Set in East Germany during the height of the Cold War, the novel, told in a series of vignettes, centres on the life of young girl and her brother. They are playful and mischievous as all young children are. They spy on their father, who is a doctor, as he examines patients in his clinic. They play tricks on him while he writes up his case notes. If it wasn’t the German Democratic Republic you’d imagine it was a prosperous family anywhere in Europe during the 1950s post-war boom.
The main protagonist in the novel is the doctor’s daughter. She is fascinated by her father’s new camera and resolves to discover how it works. So with childlike innocence she disobeys her father and borrows the camera and begins to take photographs of the world about her. As a doctor, the girl’s father would have been susceptible to surveillance for two reasons. Firstly, because of his profession it would have been assumed he would attempt to escape to the west. Secondly doctors would be seen to have their patients trust and a doctor’s surgery would have been seen as the one place where patients felt they could safely divulge any secrets they had. As mentioned in the novel he would have been seen as being an unofficial collaborator. Because of this a recording devise is placed in the doctors home.
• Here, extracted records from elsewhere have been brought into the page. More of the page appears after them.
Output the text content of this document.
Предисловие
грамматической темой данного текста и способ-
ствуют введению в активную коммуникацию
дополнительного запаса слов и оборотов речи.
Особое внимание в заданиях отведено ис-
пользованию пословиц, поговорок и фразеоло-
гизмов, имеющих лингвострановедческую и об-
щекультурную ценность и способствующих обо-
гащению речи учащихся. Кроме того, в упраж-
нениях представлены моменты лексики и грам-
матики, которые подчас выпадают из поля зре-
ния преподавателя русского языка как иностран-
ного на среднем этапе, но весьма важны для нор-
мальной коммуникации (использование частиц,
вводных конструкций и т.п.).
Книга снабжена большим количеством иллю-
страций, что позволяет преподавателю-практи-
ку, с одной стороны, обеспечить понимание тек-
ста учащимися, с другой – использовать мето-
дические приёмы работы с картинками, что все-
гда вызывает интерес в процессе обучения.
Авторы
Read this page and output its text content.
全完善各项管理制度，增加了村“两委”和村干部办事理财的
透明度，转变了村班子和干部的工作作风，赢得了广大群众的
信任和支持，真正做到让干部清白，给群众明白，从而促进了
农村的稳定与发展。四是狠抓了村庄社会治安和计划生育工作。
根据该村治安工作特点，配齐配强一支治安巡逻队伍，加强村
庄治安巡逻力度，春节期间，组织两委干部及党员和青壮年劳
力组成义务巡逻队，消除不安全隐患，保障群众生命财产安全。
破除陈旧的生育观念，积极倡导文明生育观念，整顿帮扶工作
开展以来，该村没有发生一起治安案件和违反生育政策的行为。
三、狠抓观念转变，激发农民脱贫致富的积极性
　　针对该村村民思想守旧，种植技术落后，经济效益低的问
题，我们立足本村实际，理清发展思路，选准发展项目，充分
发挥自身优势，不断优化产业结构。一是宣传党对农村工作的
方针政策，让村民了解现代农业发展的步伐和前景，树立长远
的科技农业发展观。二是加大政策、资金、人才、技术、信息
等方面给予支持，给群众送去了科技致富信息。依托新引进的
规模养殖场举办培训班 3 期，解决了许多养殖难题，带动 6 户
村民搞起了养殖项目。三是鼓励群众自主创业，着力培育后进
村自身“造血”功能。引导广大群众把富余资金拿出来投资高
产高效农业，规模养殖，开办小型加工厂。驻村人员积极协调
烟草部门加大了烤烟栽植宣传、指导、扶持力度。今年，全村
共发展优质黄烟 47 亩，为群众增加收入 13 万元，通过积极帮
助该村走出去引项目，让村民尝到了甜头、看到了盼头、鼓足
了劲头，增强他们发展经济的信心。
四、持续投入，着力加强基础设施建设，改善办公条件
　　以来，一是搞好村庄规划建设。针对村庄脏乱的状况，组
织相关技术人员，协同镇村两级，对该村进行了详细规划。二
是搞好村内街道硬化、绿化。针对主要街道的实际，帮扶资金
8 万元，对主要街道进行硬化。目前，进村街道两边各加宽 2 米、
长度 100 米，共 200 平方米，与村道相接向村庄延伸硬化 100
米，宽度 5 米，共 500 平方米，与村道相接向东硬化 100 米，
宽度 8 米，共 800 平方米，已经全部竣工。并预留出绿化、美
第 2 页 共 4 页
Each vignette is accompanied by the reproduction of a photograph. The photographs were discovered by artist David Gledhill in a flea market in Frankfort and have their origin in the old GDR. How the photographs, part of a family album, made their way there is a story we will never know. The photographs reproduced are small and sepia coloured with each one enhancing the already stifling claustrophobic atmosphere conveyed in the story. The story moves through time. We observe the girl as she marries and moves to West Germany with her husband. Then we earwig a conversation she has on a lunch date with an old friend. The conversation, which is testy, centres on people viewing their Stasi files. The tension builds slowly and you are left with the feeling that neither of these old friends actually like each other.
In Camera is a very subtly told story. The legal term In Camera, Latin for “in chambers,” refers to a hearing or discussions with the judge in the privacy of his or her chambers or when spectators and jurors have been excluded from the courtroom. In this instance the spectators are the all intrusive Stasi and nothing and nowhere is immune to their all seeing eye. Throughout the novel the language used is neat, precise and exact. Not one word is superfluous.
Any Cop?: For the reader’s benefit it is highly recommended that this novel is read then reread in order to fully grasp the subtleties of the story.